CELEBRITY
Kim Kardashian’s tangerine-colored Met Gala look was a true piece of wearable pop art. She wore a custom fiberglass breastplate designed by iconic British artist Allen Jones in collaboration with the design team Whitaker Malem…
At Monday’s Met Gala, it inevitably fell to Kim Kardashian to deliver the evening’s biggest jolt. One ofthe few celebrities to straightforwardly interpret the “fashion is art” dress code – which focused on how the dressed and undressed human body is the through-line in most works of art – she decided to forgo her usual role as a walking billboard for a major fashion house and instead arrived in an orange fibreglass breastplate created by a small east London art duo and a car bodyshop in Kent.

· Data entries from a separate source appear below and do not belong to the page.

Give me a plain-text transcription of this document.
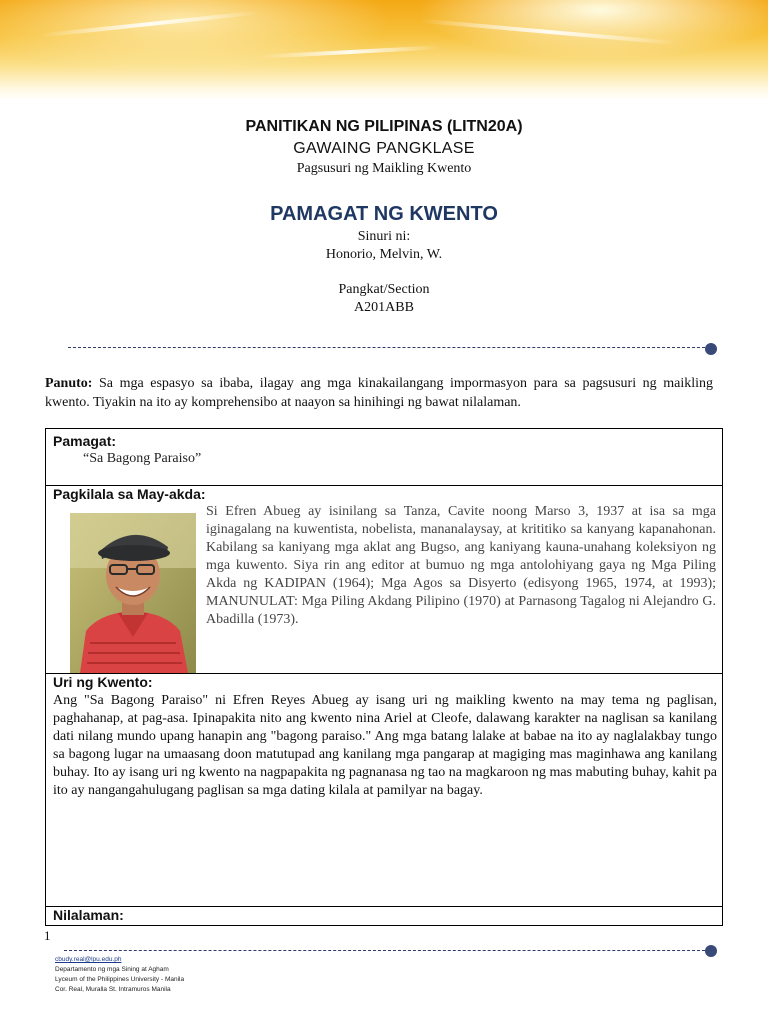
PANITIKAN NG PILIPINAS (LITN20A)
GAWAING PANGKLASE
Pagsusuri ng Maikling Kwento
PAMAGAT NG KWENTO
Sinuri ni:
Honorio, Melvin, W.
Pangkat/Section
A201ABB
Panuto: Sa mga espasyo sa ibaba, ilagay ang mga kinakailangang impormasyon para sa pagsusuri ng maikling kwento. Tiyakin na ito ay komprehensibo at naayon sa hinihingi ng bawat nilalaman.
Pamagat:
“Sa Bagong Paraiso”
Pagkilala sa May-akda:
Si Efren Abueg ay isinilang sa Tanza, Cavite noong Marso 3, 1937 at isa sa mga iginagalang na kuwentista, nobelista, mananalaysay, at krititiko sa kanyang kapanahonan. Kabilang sa kaniyang mga aklat ang Bugso, ang kaniyang kauna-unahang koleksiyon ng mga kuwento. Siya rin ang editor at bumuo ng mga antolohiyang gaya ng Mga Piling Akda ng KADIPAN (1964); Mga Agos sa Disyerto (edisyong 1965, 1974, at 1993); MANUNULAT: Mga Piling Akdang Pilipino (1970) at Parnasong Tagalog ni Alejandro G. Abadilla (1973).
Uri ng Kwento:
Ang "Sa Bagong Paraiso" ni Efren Reyes Abueg ay isang uri ng maikling kwento na may tema ng paglisan, paghahanap, at pag-asa. Ipinapakita nito ang kwento nina Ariel at Cleofe, dalawang karakter na naglisan sa kanilang dati nilang mundo upang hanapin ang "bagong paraiso." Ang mga batang lalake at babae na ito ay naglalakbay tungo sa bagong lugar na umaasang doon matutupad ang kanilang mga pangarap at magiging mas maginhawa ang kanilang buhay. Ito ay isang uri ng kwento na nagpapakita ng pagnanasa ng tao na magkaroon ng mas mabuting buhay, kahit pa ito ay nangangahulugang paglisan sa mga dating kilala at pamilyar na bagay.
Nilalaman:
1
cbudy.real@lpu.edu.ph
Departamento ng mga Sining at Agham
Lyceum of the Philippines University - Manila
Cor. Real, Muralla St. Intramuros Manila
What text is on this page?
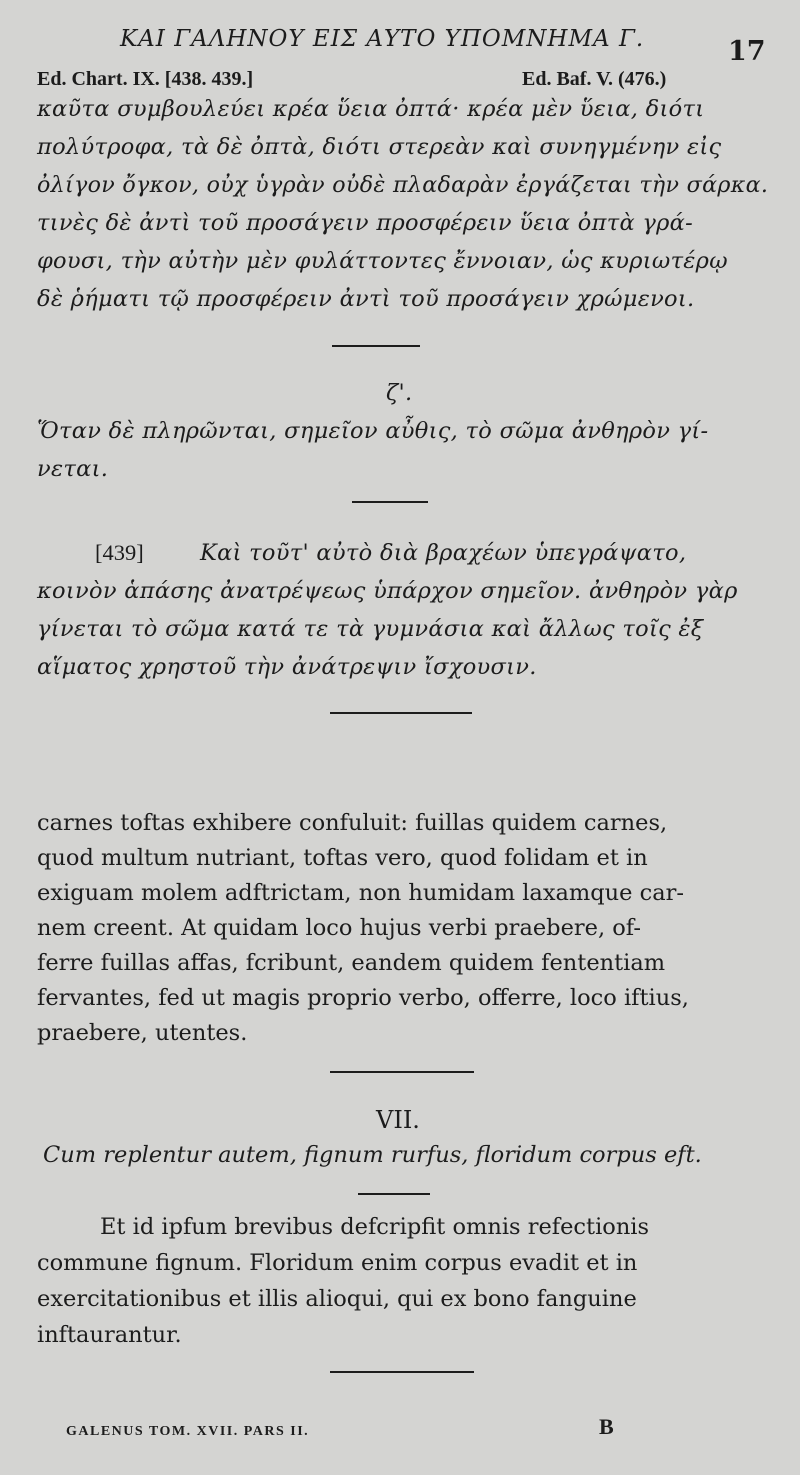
ΚΑΙ ΓΑΛΗΝΟΥ ΕΙΣ ΑΥΤΟ ΥΠΟΜΝΗΜΑ Γ.	17
Ed. Chart. IX. [438. 439.]	Ed. Baf. V. (476.)
καῦτα συμβουλεύει κρέα ὕεια ὀπτά· κρέα μὲν ὕεια, διότι
πολύτροφα, τὰ δὲ ὀπτὰ, διότι στερεὰν καὶ συνηγμένην εἰς
ὀλίγον ὄγκον, οὐχ ὑγρὰν οὐδὲ πλαδαρὰν ἐργάζεται τὴν σάρκα.
τινὲς δὲ ἀντὶ τοῦ προσάγειν προσφέρειν ὕεια ὀπτὰ γρά-
φουσι, τὴν αὐτὴν μὲν φυλάττοντες ἔννοιαν, ὡς κυριωτέρῳ
δὲ ῥήματι τῷ προσφέρειν ἀντὶ τοῦ προσάγειν χρώμενοι.
ζ'.
Ὅταν δὲ πληρῶνται, σημεῖον αὖθις, τὸ σῶμα ἀνθηρὸν γί-
νεται.
[439]	Καὶ τοῦτ' αὐτὸ διὰ βραχέων ὑπεγράψατο,
κοινὸν ἁπάσης ἀνατρέψεως ὑπάρχον σημεῖον. ἀνθηρὸν γὰρ
γίνεται τὸ σῶμα κατά τε τὰ γυμνάσια καὶ ἄλλως τοῖς ἐξ
αἵματος χρηστοῦ τὴν ἀνάτρεψιν ἴσχουσιν.
carnes toftas exhibere confuluit: fuillas quidem carnes,
quod multum nutriant, toftas vero, quod folidam et in
exiguam molem adftrictam, non humidam laxamque car-
nem creent. At quidam loco hujus verbi praebere, of-
ferre fuillas affas, fcribunt, eandem quidem fententiam
fervantes, fed ut magis proprio verbo, offerre, loco iftius,
praebere, utentes.
VII.
Cum replentur autem, fignum rurfus, floridum corpus eft.
Et id ipfum brevibus defcripfit omnis refectionis
commune fignum. Floridum enim corpus evadit et in
exercitationibus et illis alioqui, qui ex bono fanguine
inftaurantur.
GALENUS TOM. XVII. PARS II.	B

Good art should start conversation, and Kim did exactly that,” says 61-year-old Patrick Whitaker, half of the design practice Whitaker Malem, who made the breastplate just weeks before the gala. “She was very clear on wanting a breastplate, very clear on the car body finish. And I think she was nervous really. She understands the competition.”
She also found out from Anna Wintour that five other people were wearing breastplates, including her half-sisters, Kylie and Kendall Jenner. Soft armour and pert nipples might have been the themes of the night, but for someone that famous, says Whitaker, it’s still a risky proposition to wear it.
Speaking at the home he shares with his partner, Keir Malem, 60, the duo are still recovering from watching the gala live. “We went to bed at 5am. It’s surprisingly tedious, isn’t it? A bit Hunger Games,” says Whitaker.